Grippemittel als Ladenhüter

APDas undatierte von der Firma Roche am Dienstag, 28. April 2009, zur Verfuegung gestellte Bild zeigt einen Mitarbeiter der Firma Roche im Bereich der Kapsulierung, der Leerkapseln fuer Tamiflu kontrolliert. Der Pharmakonzern Roche kann nach eigener Aussa
Foto: AP Gutes Geschäft: Allein im Jahr 2009 setzte Hersteller Roche mit dem Grippemittel Tamiflu 1,8 Milliarden Euro um.

Bund und Länder horten Grippemittel für vier Millionen Menschen. Ein Teil läuft bald ab. Nun hinterfragt man den Nutzen solcher Depots.

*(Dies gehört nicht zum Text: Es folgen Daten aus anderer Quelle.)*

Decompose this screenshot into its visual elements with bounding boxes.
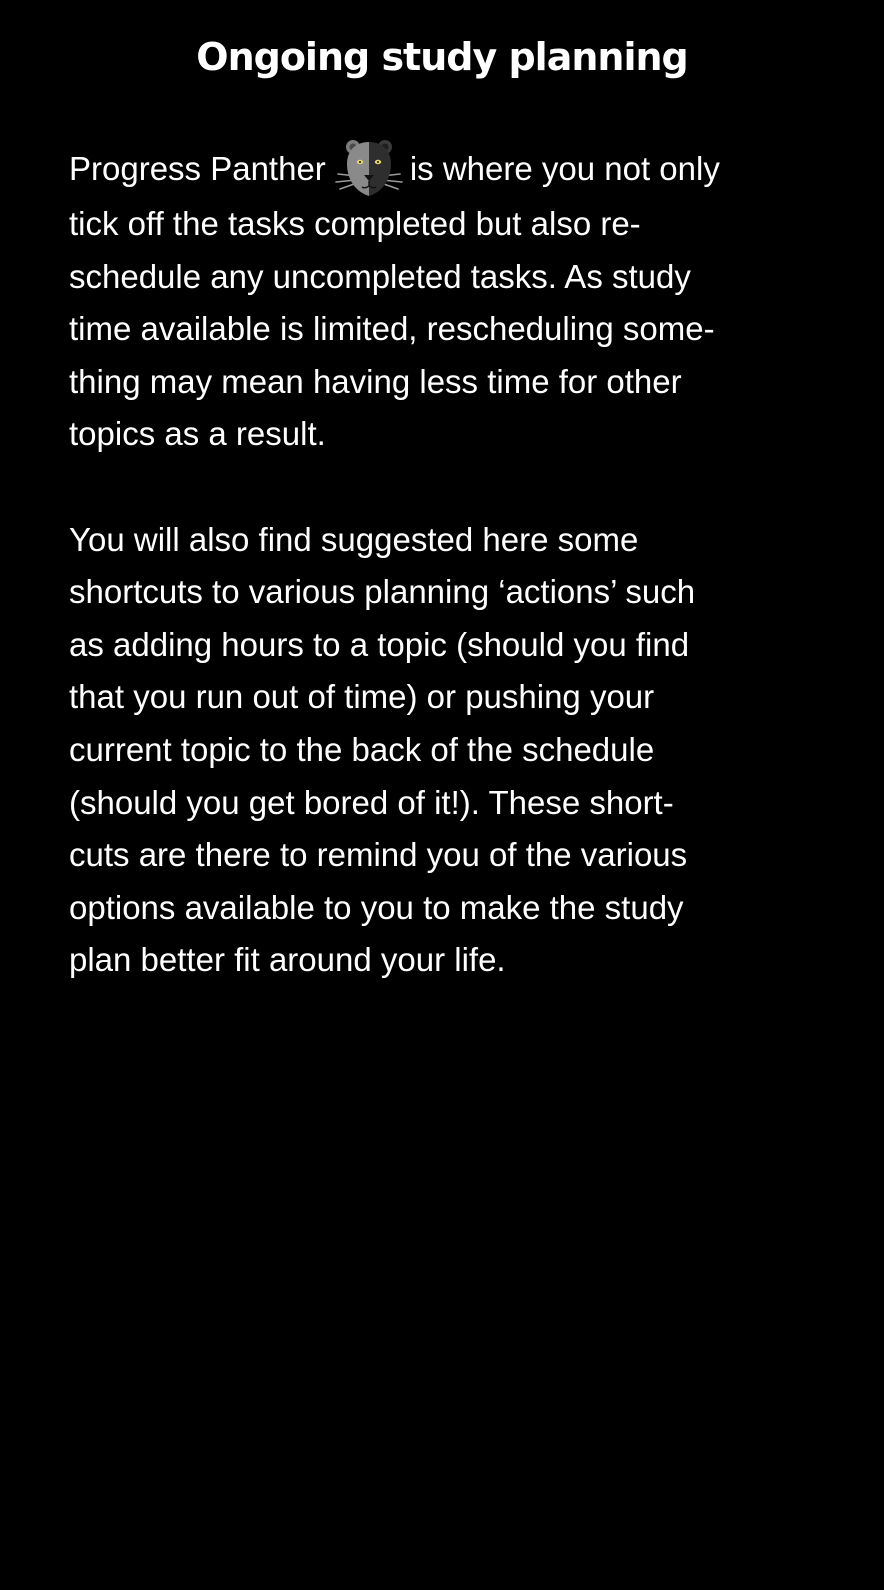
content-body: Progress Panther is where you not only t… [69, 138, 819, 987]
text-line: Progress Panther is where you not only [69, 138, 819, 198]
text-line: shortcuts to various planning ‘actions’ … [69, 573, 696, 611]
text-line: tick off the tasks completed but also re… [69, 205, 641, 242]
text-line: schedule any uncompleted tasks. As study [69, 257, 691, 295]
progress-panther-label: Progress Panther [69, 150, 326, 187]
paragraph-shortcuts: You will also find suggested here some s… [69, 514, 819, 987]
text-line: cuts are there to remind you of the vari… [69, 836, 688, 874]
page-title: Ongoing study planning [196, 35, 688, 79]
text-line-part: is where you not only [409, 150, 720, 187]
paragraph-progress-panther: Progress Panther is where you not only t… [69, 138, 819, 461]
text-line: as adding hours to a topic (should you f… [69, 625, 690, 663]
screen: Ongoing study planning Progress Panther [0, 0, 884, 1590]
text-line: topics as a result. [69, 415, 326, 453]
text-line: time available is limited, rescheduling … [69, 310, 715, 348]
panther-icon [334, 138, 404, 198]
text-line: You will also find suggested here some [69, 520, 639, 558]
text-line: current topic to the back of the schedul… [69, 730, 655, 768]
text-line: options available to you to make the stu… [69, 888, 684, 926]
text-line: that you run out of time) or pushing you… [69, 678, 655, 716]
text-line: plan better fit around your life. [69, 941, 506, 979]
text-line: (should you get bored of it!). These sho… [69, 783, 674, 821]
text-line: thing may mean having less time for othe… [69, 362, 682, 400]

Für den Pharmakonzern Roche war es das Geschäft schlechthin: Als 2005/’06 die Vogelgrippe weltweit für Panik sorgte, lagerten zahlreiche Staaten große Vorräte des Grippemittels Tamiflu ein.

So auch Österreich. Für den Fall einer massiven Influenza-Pandemie stehen in mehr oder weniger geheimen Lagern Tamiflu-Reserven bereit, mit denen rund vier Millionen Bürger versorgt werden können. Ein Zehntel davon in handelsüblichen Kapseln, der Rest als Pulver, der in Fässern gelagert wird. Allein das Land Niederösterreich hat 450 Kilo Tamiflu-Wirkstoff um 3,5 Millionen Euro gekauft, der in den Kellern des Regierungsviertels gebunkert ist.
Die große Influenza-Katastrophe blieb vorerst freilich aus und die bisher ungenutzten Tamiflu-Vorräte kommen langsam in die Jahre. Zumindest die Kapseln hätten 2011 ablaufen sollen (siehe Faksimile) . Die Europäische Arzneimittelbehörde hat aber nach Tests das Verfallsdatum inzwischen auf 2013 verschoben.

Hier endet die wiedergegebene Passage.